Atualmente, 17 empresas são responsáveis pelo mais abrangente serviço de infra-estrutura do país, prestado totalmente pela iniciativa privada.
Essa atividade emprega cerca de 200 mil pessoas para atender todos os municípios brasileiros, chegando a 90% dos domicílios e abastecendo mais de 130 milhões de habitantes. Para isso, cerca de 120 bases industriais e mais de 25 mil bases de distribuição, alavancadas por 17 mil veículos e 42 mil representantes, fazem circular 1,4 milhão de botijões por dia.
O fornecimento de gás engarrafado, salvo excepcionalidades, nunca esteve relacionado entre os principais problemas enfrentados pela população. Pelo contrário, é considerado um dos serviços públicos mais confiáveis.
Mas o que pode haver de errado com um setor dessa envergadura cujo serviço é essencial e o único que conseguiu acompanhar o crescimento da nacionalidade?
O setor simplesmente se deteriorou. A origem do problema é antiga e está ligada ao preço baixo do produto -um dos mais baixos do universo, inclusive entre os países vizinhos da América do Sul-, seguido de um penoso e inflexível processo de reajuste.
Baixa remuneração, sinônimo de situação financeira vulnerável, torna proibida, por sua vez, a realização dos investimentos de reposição, ampliação e modernização da atividade, fato que já vem acontecendo há alguns anos.
As distribuidoras tendem a ser em número cada vez menor, pois apenas com a agregação em maior escala as empresas conseguem sobreviver.

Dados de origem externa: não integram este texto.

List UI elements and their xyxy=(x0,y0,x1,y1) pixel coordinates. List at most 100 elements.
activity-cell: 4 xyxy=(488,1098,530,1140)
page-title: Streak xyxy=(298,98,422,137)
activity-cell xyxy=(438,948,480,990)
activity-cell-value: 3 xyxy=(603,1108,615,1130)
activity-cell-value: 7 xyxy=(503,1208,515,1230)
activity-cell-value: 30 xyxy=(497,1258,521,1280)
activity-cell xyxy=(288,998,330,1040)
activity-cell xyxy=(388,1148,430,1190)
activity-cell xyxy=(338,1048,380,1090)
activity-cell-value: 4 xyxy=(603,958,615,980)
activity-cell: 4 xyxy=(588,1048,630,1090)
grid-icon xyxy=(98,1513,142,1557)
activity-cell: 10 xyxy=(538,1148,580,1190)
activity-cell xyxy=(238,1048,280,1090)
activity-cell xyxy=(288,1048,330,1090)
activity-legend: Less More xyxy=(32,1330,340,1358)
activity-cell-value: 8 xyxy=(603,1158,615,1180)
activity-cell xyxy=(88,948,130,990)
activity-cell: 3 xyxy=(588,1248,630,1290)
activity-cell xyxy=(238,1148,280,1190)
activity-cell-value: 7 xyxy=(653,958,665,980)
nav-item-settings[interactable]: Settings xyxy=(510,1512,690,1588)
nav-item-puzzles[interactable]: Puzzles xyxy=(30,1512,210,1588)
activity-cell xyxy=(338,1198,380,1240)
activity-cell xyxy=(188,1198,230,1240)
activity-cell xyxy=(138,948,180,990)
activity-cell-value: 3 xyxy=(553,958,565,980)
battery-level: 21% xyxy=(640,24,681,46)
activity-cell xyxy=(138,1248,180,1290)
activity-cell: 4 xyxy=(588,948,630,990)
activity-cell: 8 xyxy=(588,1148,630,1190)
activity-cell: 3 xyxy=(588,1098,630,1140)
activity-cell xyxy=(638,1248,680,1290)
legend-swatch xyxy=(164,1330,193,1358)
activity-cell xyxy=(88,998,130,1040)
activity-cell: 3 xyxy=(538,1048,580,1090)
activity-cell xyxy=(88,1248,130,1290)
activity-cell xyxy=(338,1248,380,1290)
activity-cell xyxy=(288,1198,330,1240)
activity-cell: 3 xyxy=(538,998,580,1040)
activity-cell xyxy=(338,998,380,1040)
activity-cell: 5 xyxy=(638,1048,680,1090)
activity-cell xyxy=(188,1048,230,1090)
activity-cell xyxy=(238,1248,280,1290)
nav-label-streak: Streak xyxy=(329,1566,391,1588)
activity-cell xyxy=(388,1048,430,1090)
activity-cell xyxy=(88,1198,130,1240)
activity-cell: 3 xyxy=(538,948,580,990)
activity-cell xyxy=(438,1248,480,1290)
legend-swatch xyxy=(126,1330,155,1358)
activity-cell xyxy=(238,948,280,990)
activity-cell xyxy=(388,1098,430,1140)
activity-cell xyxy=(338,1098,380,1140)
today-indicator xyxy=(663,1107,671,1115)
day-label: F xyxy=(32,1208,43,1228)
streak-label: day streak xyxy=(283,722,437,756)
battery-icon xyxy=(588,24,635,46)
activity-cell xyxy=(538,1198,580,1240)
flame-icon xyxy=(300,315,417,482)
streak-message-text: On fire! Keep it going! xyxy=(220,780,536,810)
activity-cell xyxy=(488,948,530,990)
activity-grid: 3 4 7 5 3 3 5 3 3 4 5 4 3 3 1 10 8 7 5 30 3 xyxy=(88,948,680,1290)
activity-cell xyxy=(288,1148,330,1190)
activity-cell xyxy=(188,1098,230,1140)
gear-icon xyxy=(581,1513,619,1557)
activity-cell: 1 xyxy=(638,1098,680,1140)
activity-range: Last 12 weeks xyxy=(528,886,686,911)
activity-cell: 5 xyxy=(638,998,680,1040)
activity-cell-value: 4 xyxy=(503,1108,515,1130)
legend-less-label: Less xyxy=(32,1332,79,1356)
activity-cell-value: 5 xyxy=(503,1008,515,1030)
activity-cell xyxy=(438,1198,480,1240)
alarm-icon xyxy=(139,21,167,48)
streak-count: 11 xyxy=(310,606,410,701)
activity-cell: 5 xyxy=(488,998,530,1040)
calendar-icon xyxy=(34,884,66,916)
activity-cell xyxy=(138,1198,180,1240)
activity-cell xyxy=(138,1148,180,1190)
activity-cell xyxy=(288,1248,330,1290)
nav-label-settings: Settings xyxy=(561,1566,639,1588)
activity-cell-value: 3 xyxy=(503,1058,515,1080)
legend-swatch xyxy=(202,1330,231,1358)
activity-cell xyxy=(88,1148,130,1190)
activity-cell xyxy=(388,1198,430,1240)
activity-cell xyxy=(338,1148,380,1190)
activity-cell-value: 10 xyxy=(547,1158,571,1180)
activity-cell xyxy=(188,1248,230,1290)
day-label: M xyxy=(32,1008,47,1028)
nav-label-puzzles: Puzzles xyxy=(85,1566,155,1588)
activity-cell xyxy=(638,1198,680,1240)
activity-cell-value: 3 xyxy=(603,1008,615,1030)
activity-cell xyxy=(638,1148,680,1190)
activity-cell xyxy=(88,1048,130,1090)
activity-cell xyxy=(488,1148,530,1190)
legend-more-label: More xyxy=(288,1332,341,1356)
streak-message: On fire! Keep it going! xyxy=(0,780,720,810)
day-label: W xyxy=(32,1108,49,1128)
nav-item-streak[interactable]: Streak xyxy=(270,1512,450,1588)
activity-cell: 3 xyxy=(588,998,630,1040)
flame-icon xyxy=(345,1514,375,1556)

Os representantes, que operam para elas, vêm tendo sua condição também limitada, com margens na metade de suas necessidades para a prestação de um serviço eficiente.
Dessa forma, houve reconhecida redução na qualidade do atendimento, cuja consequência é a proliferação dos clandestinos, trabalhando à margem da lei. Registra-se a ausência absoluta de alteração nos produtos oferecidos durante os últimos 20 anos, pois um amplo programa de inspeção e testes nos botijões, melhoria de aparência e substituição adequada de válvulas carece de recursos indisponíveis e é pequena a capacidade de estocagem do derivado de petróleo.
Esses reflexos de uma estrutura de preços defasada desorganizaram o setor de tal maneira que passaram a afetar os 130 milhões de consumidores, principalmente no que diz respeito à segurança e à certeza de abastecimento regular.
Um resistente e anacrônico entulho legislativo atrapalha ainda mais o funcionamento do setor de distribuição de gás de cozinha e configura grave infração ao direito do consumidor, legítimo proprietário do botijão.
Trata-se da questão que envolve o uso dos botijões (disciplinado pela portaria 843/90) do extinto Ministério de Infra-Estrutura. Pareceres de notáveis juristas e manifestações dos tribunais enfatizam que os botijões são bens tipicamente fungíveis e, dessa forma, suscetíveis de substituição por outros da mesma qualidade e quantidade -o que significa que nada há nos aspectos técnicos legais que justifique a proibição do engarrafamento dos botijões de outras marcas.
O resultado de tudo isso, até agora, é a destruição progressiva de um sistema confiável que, para resgatar sua imagem, se reorganizar e voltar a prestar o mesmo serviço pelo qual se destacou, não pode abdicar de liberdade para empreender, ao lado de normas rigorosas de proteção do consumidor.